Step 5: Establish Data Processing Agreements

The GDPR requires a Data Processing Agreement (DPA) between your business (the data controller) and every third party that processes personal data on your behalf (data processors). Your data processors include your ecommerce platform (Shopify, WooCommerce hosting), email marketing service (Klaviyo, Mailchimp), payment processor (Stripe, PayPal), shipping and fulfillment services, analytics providers (Google), customer service tools (Zendesk, Gorgias), and any other tool that handles customer data.

A DPA defines what data the processor handles, the purpose and duration of processing, the processor's security obligations, the processor's obligations regarding data subject requests, sub-processor authorization requirements, and data return or deletion procedures when the contract ends. Most major SaaS companies offer pre-signed DPAs that you can download from their website or request from their legal team. Shopify, Stripe, Klaviyo, Google, and most enterprise-grade tools have DPAs available. For smaller tools or custom service providers, you may need to provide your own DPA template.

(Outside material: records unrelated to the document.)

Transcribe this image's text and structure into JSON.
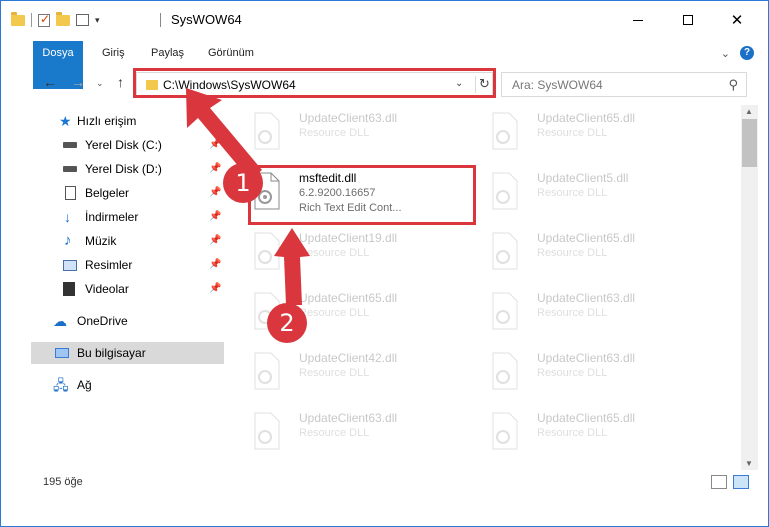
{
  "window": {
    "title": "SysWOW64"
  },
  "ribbon": {
    "tabs": [
      "Dosya",
      "Giriş",
      "Paylaş",
      "Görünüm"
    ],
    "help": "?"
  },
  "address": {
    "path": "C:\\Windows\\SysWOW64"
  },
  "search": {
    "placeholder": "Ara: SysWOW64"
  },
  "nav_pane": {
    "items": [
      {
        "label": "Hızlı erişim",
        "icon": "star-icon"
      },
      {
        "label": "Yerel Disk (C:)",
        "icon": "drive-icon",
        "pinned": true
      },
      {
        "label": "Yerel Disk (D:)",
        "icon": "drive-icon",
        "pinned": true
      },
      {
        "label": "Belgeler",
        "icon": "documents-icon",
        "pinned": true
      },
      {
        "label": "İndirmeler",
        "icon": "downloads-icon",
        "pinned": true
      },
      {
        "label": "Müzik",
        "icon": "music-icon",
        "pinned": true
      },
      {
        "label": "Resimler",
        "icon": "pictures-icon",
        "pinned": true
      },
      {
        "label": "Videolar",
        "icon": "videos-icon",
        "pinned": true
      },
      {
        "label": "OneDrive",
        "icon": "cloud-icon"
      },
      {
        "label": "Bu bilgisayar",
        "icon": "computer-icon",
        "selected": true
      },
      {
        "label": "Ağ",
        "icon": "network-icon"
      }
    ]
  },
  "files": [
    {
      "name": "UpdateClient63.dll",
      "type": "Resource DLL",
      "faded": true
    },
    {
      "name": "UpdateClient65.dll",
      "type": "Resource DLL",
      "faded": true
    },
    {
      "name": "msftedit.dll",
      "version": "6.2.9200.16657",
      "description": "Rich Text Edit Cont...",
      "faded": false
    },
    {
      "name": "UpdateClient5.dll",
      "type": "Resource DLL",
      "faded": true
    },
    {
      "name": "UpdateClient19.dll",
      "type": "Resource DLL",
      "faded": true
    },
    {
      "name": "UpdateClient65.dll",
      "type": "Resource DLL",
      "faded": true
    },
    {
      "name": "UpdateClient65.dll",
      "type": "Resource DLL",
      "faded": true
    },
    {
      "name": "UpdateClient63.dll",
      "type": "Resource DLL",
      "faded": true
    },
    {
      "name": "UpdateClient42.dll",
      "type": "Resource DLL",
      "faded": true
    },
    {
      "name": "UpdateClient63.dll",
      "type": "Resource DLL",
      "faded": true
    },
    {
      "name": "UpdateClient63.dll",
      "type": "Resource DLL",
      "faded": true
    },
    {
      "name": "UpdateClient65.dll",
      "type": "Resource DLL",
      "faded": true
    }
  ],
  "status": {
    "count": "195 öğe"
  },
  "callouts": [
    "1",
    "2"
  ],
  "colors": {
    "accent": "#1979ca",
    "highlight": "#d9363e"
  }
}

Keep a record of all signed DPAs. If a data protection authority investigates your compliance, one of the first things they ask for is proof that you have appropriate agreements with your data processors.

Step 6: Create a Data Breach Response Plan

The GDPR requires notification to the relevant data protection authority within 72 hours of becoming aware of a personal data breach that poses a risk to individuals' rights and freedoms. If the breach is likely to result in a high risk to those individuals (such as exposure of financial data or login credentials), you must also notify the affected individuals without undue delay.

Your breach response plan should cover how you detect potential breaches (monitoring, alerts, employee reports), the internal escalation process (who is notified first, who makes the notification decision), assessment criteria for determining whether the breach requires authority notification, the notification process for your lead supervisory authority (the data protection authority in the EU member state most connected to your processing activities), the notification process for affected individuals if required, documentation requirements for every breach (even those not requiring external notification), and remediation steps to prevent recurrence.

For U.S.-based businesses without an EU establishment, your lead supervisory authority is typically the data protection authority in the EU member state where your largest number of affected individuals reside. If you are unsure which authority to contact, the European Data Protection Board maintains a directory of all EU supervisory authorities with contact information and complaint forms.

Even breaches that do not require external notification must be documented internally. Maintain a breach register recording the nature of the breach, the categories and number of individuals affected, the likely consequences, and the measures taken to address the breach. This register must be made available to supervisory authorities upon request.

Practical GDPR Compliance for Small Stores

Full GDPR compliance involves significant effort, but the practical steps for a small ecommerce store are manageable. Install a consent management platform for cookie consent, which costs $0 to $50 per month and takes an afternoon to configure. Update your privacy policy with GDPR-required disclosures, which takes a few hours with a good template. Set up a data subject request email address and response process, which costs nothing. Download and file DPAs from your major service providers, which takes an afternoon of finding and reviewing documents. Write a basic data breach response plan, which is a one-page document outlining who to contact and what steps to follow.

The total cost for a small store to achieve reasonable GDPR compliance is typically $200 to $500 for a consent management platform (annual), $0 to $1,000 for privacy policy updates (depending on whether you use a template or attorney), and a few days of administrative time. Compared to the potential fines and the certainty of eventually needing EU compliance as privacy laws spread globally, this is a worthwhile investment.